Commentaire: Ces deux mesures vont permettre d’ajouter une charge supplémentaire directement supportée par les entreprises déjà fragilisées par les revendications sociales et les difficultés de la reprise économique tant nationale qu’internationale, puisqu’une bonne tranche des contribuables imposables au barème sont des salariés qui ont négocié lors de leur recrutement des salaires nets, c'est-àdire après déduction des cotisations sociales et de la charge d’impôt.

Nous estimons qu’il est temps de penser à instaurer un mécanisme d’actualisation annuelle des tranches du barème de l’IRPP et des déductions communes en fonction de l’inflation en garantissant l’harmonisation de la tranche supérieure du barème avec le taux de l’IS.

4- Révision du régime fiscal des bénéfices distribués : Rehaussement du taux d’imposition des bénéfices distribués et des bénéfices des établissements stables tunisiens des sociétés étrangères considérés distribués au profit des associés non-résidents en Tunisie de 5% à 10% de leur montant brut à partir du 1er janvier 2017

Commentaire : L’imposition des dividendes à 10% avec un taux d’IS de 25% va aboutir à un taux global égal au moins à 32,5% (25% + (75%*10%)) qui va augmenter la pression fiscale (en retenant l’hypothèse que bénéfices comptable avant impôt >= Bénéfices imposables). Nous estimons qu’il faut supprimer cette mesure.

5- Institution d’une contribution conjoncturelle exceptionnelle au profit du budget de l’Etat

Contribuable Montant Minimum
PM soumises à l’IS 7,5% de l’IS due en 2017 5 000 D pour les PM soumises à l’IS au taux de 35%.
1 000 D pour les PM soumises à l’IS au taux de 25%.
5 00 D pour les PM soumises à l’IS au taux de 10%.
Personnes physiques exerçant une activité commerciale, industrielle, une profession non commerciale ou des revenus fonciers. 7,5% de l’IRPP due en 2017. 5 00 D.

 

Commentaire: Nous estimons qu’il est nécessaire de limiter l’application de la contribution conjoncturelle à certaines catégories de dividendes (Sicav et établissements de crédit) ainsi que les hauts revenus et d’affecter les ressources en provenant à l’investissement.

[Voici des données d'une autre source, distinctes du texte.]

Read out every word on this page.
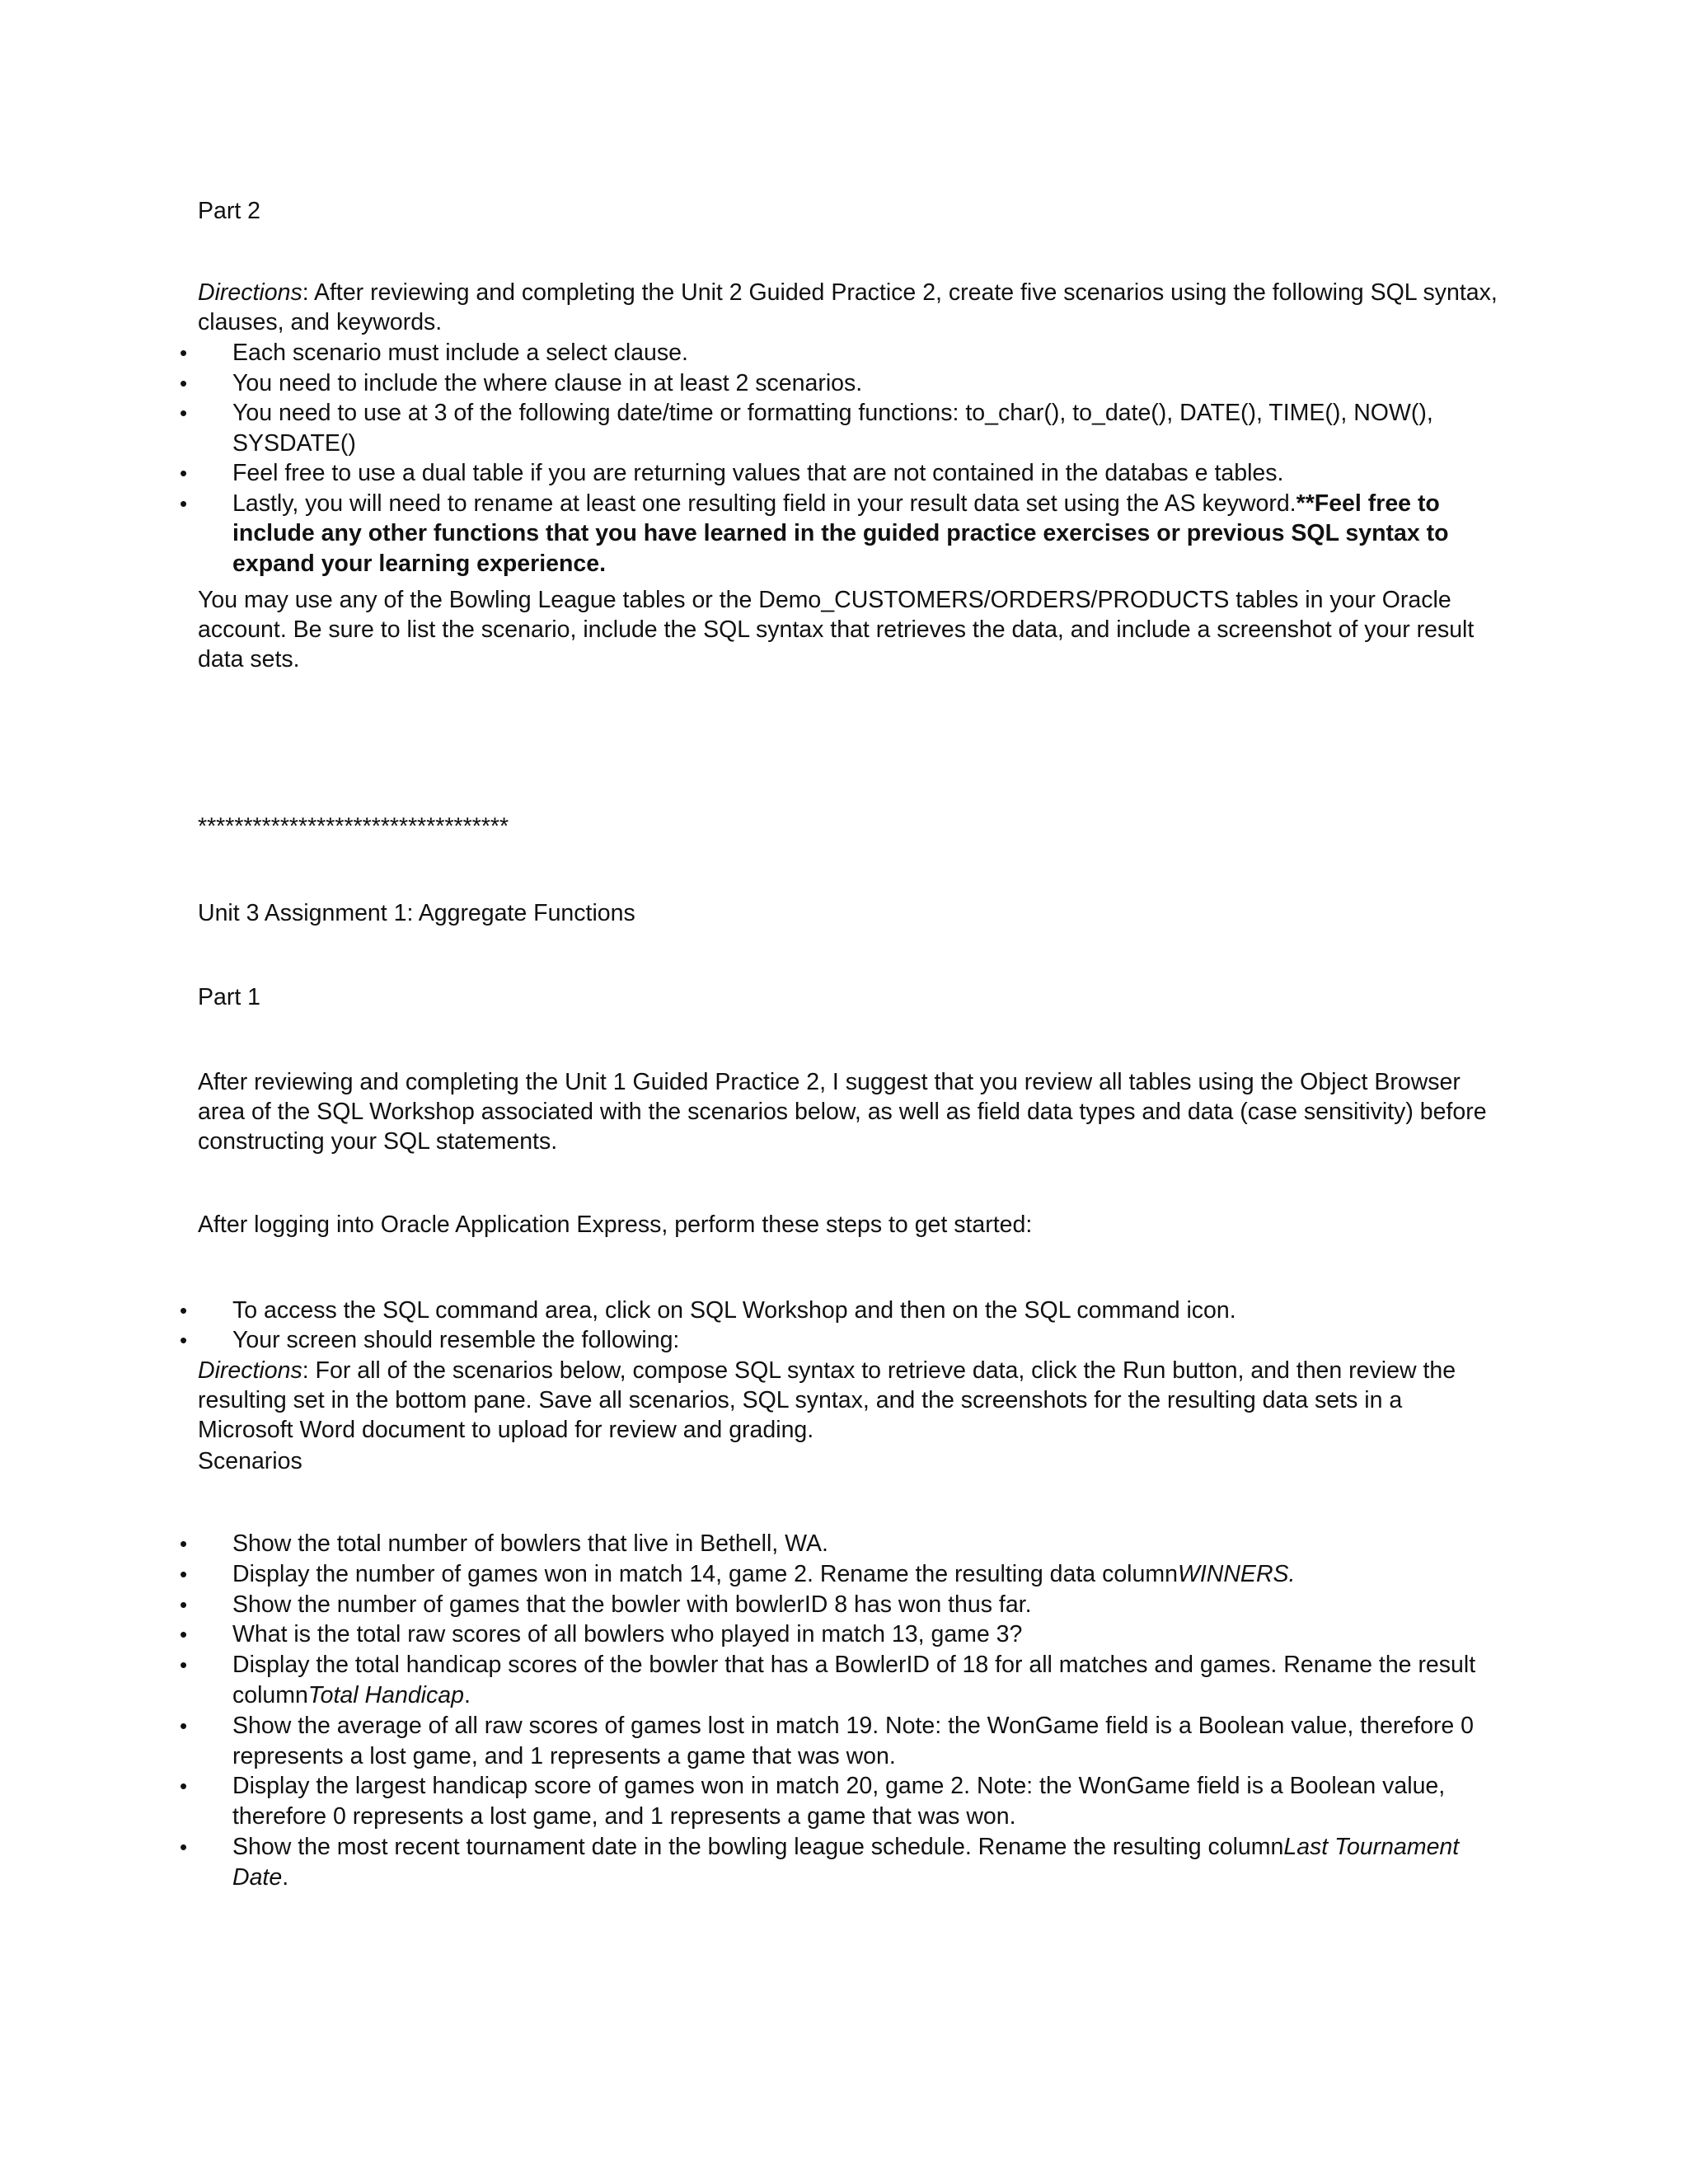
Part 2

Directions: After reviewing and completing the Unit 2 Guided Practice 2, create five scenarios using the following SQL syntax, clauses, and keywords.

• Each scenario must include a select clause.
• You need to include the where clause in at least 2 scenarios.
• You need to use at 3 of the following date/time or formatting functions: to_char(), to_date(), DATE(), TIME(), NOW(), SYSDATE()
• Feel free to use a dual table if you are returning values that are not contained in the databas e tables.
• Lastly, you will need to rename at least one resulting field in your result data set using the AS keyword.**Feel free to include any other functions that you have learned in the guided practice exercises or previous SQL syntax to expand your learning experience.

You may use any of the Bowling League tables or the Demo_CUSTOMERS/ORDERS/PRODUCTS tables in your Oracle account. Be sure to list the scenario, include the SQL syntax that retrieves the data, and include a screenshot of your result data sets.

**********************************

Unit 3 Assignment 1: Aggregate Functions

Part 1

After reviewing and completing the Unit 1 Guided Practice 2, I suggest that you review all tables using the Object Browser area of the SQL Workshop associated with the scenarios below, as well as field data types and data (case sensitivity) before constructing your SQL statements.

After logging into Oracle Application Express, perform these steps to get started:

• To access the SQL command area, click on SQL Workshop and then on the SQL command icon.
• Your screen should resemble the following:

Directions: For all of the scenarios below, compose SQL syntax to retrieve data, click the Run button, and then review the resulting set in the bottom pane. Save all scenarios, SQL syntax, and the screenshots for the resulting data sets in a Microsoft Word document to upload for review and grading.

Scenarios

• Show the total number of bowlers that live in Bethell, WA.
• Display the number of games won in match 14, game 2. Rename the resulting data columnWINNERS.
• Show the number of games that the bowler with bowlerID 8 has won thus far.
• What is the total raw scores of all bowlers who played in match 13, game 3?
• Display the total handicap scores of the bowler that has a BowlerID of 18 for all matches and games. Rename the result columnTotal Handicap.
• Show the average of all raw scores of games lost in match 19. Note: the WonGame field is a Boolean value, therefore 0 represents a lost game, and 1 represents a game that was won.
• Display the largest handicap score of games won in match 20, game 2. Note: the WonGame field is a Boolean value, therefore 0 represents a lost game, and 1 represents a game that was won.
• Show the most recent tournament date in the bowling league schedule. Rename the resulting columnLast Tournament Date.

6- La création et la mise en place d’un corps de « Police fiscale » qui a pour mission de constater les infractions fiscales pénales, à en identifier les responsables et à les présenter à la justice

Commentaire: Exiger la déclaration sur l’honneur des biens des agents de la police fiscale (après leur nomination et quand ils quittent leurs fonctions) et ce afin de consacrer la transparence financière et la lutte contre la corruption.

7- Soumission des travaux des avocats à une taxe sur chaque affaire constituant une avance déductibles de l’impôt dû

Commentaire: Veiller à ce que cette taxe ne soit pas répercuter sur le client.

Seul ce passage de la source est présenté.